I am “grossly unremarkable.”

Those are the best words I could have heard yesterday when I went to see my doctor for the first time following my operation a week ago today. He didn’t actually say it about me — he was showing them to me typed out on a surgical pathology report.

While I was under anesthesia, my uterus, cervix, fallopian tubes, and ovaries had all been sent to the Mount Sinai Hospital Laboratory for analysis to make sure cancerous cells weren’t lurking in places my doctor couldn’t see for himself. My “specimens” were weighed, measured, dissected, and scanned. And then, written at the top of the report, my parts were pronounced, “grossly unremarkable.”

In addition to the report, my surgeon surprised me with some pictures. Because the surgery was performed laparoscopically, and a camera was already inside my belly, he had snapped photos of everything he was removing. It’s pretty amazing to see what your ovaries and fallopian tubes really look like. The best picture though, by far, is the one of my uterus. It looks like a small crab – the body round and firm – with the fallopian tubes sticking out like legs. It’s reddish-pink and, as my pathology report detailed, “glistening.” Yes, I had a glistening uterus.

I stared at the picture in awe. My children were once inside that pouch. Cells had grown and multiplied behind the walls of that semi-inflated balloon and produced a perfect boy and girl. There it was in my hands: a color, glossy photograph of the outside of Jake and Lexi’s first room.
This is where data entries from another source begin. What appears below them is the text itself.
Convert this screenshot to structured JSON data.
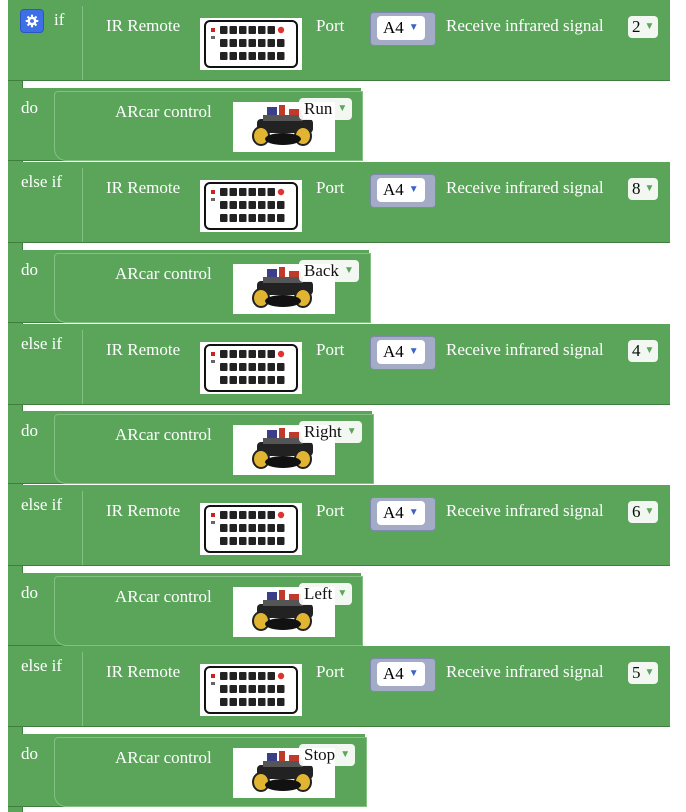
{
  "keywords": {
    "if": "if",
    "else_if": "else if",
    "do": "do"
  },
  "condition_block": {
    "ir_label": "IR Remote",
    "port_label": "Port",
    "receive_label": "Receive infrared signal"
  },
  "action_block": {
    "label": "ARcar control"
  },
  "colors": {
    "block_green": "#5ba55b",
    "gear_blue": "#3f6fe6",
    "port_slot": "#a3abc7"
  },
  "icons": {
    "gear": "gear-icon",
    "dropdown": "dropdown-triangle-icon",
    "ir_remote_image": "ir-remote-image",
    "car_image": "arcar-image"
  },
  "rows": [
    {
      "keyword": "if",
      "port": "A4",
      "signal": "2",
      "do_keyword": "do",
      "action": "Run"
    },
    {
      "keyword": "else if",
      "port": "A4",
      "signal": "8",
      "do_keyword": "do",
      "action": "Back"
    },
    {
      "keyword": "else if",
      "port": "A4",
      "signal": "4",
      "do_keyword": "do",
      "action": "Right"
    },
    {
      "keyword": "else if",
      "port": "A4",
      "signal": "6",
      "do_keyword": "do",
      "action": "Left"
    },
    {
      "keyword": "else if",
      "port": "A4",
      "signal": "5",
      "do_keyword": "do",
      "action": "Stop"
    }
  ]
}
I couldn’t wait to show them.

When Jake and Lexi got home, and after they had had their afternoon snack, I whipped out the pictures. They loved the photo of where they “grew-up” before they were born. They laughed and asked surprisingly good questions. The entire show-and-tell took about four minutes, but at five and seven, they quickly decided it would be more fun to go outside and play then stay inside with mom looking at her new pictures.

But I love the photos and find myself looking at them throughout the day. They are reminders that before I ever heard of BRCA1, or even thought about having an oophorectomy and hysterectomy, these amazing parts did what they were supposed to do: they gave me two precious gifts who are now playing in my front yard.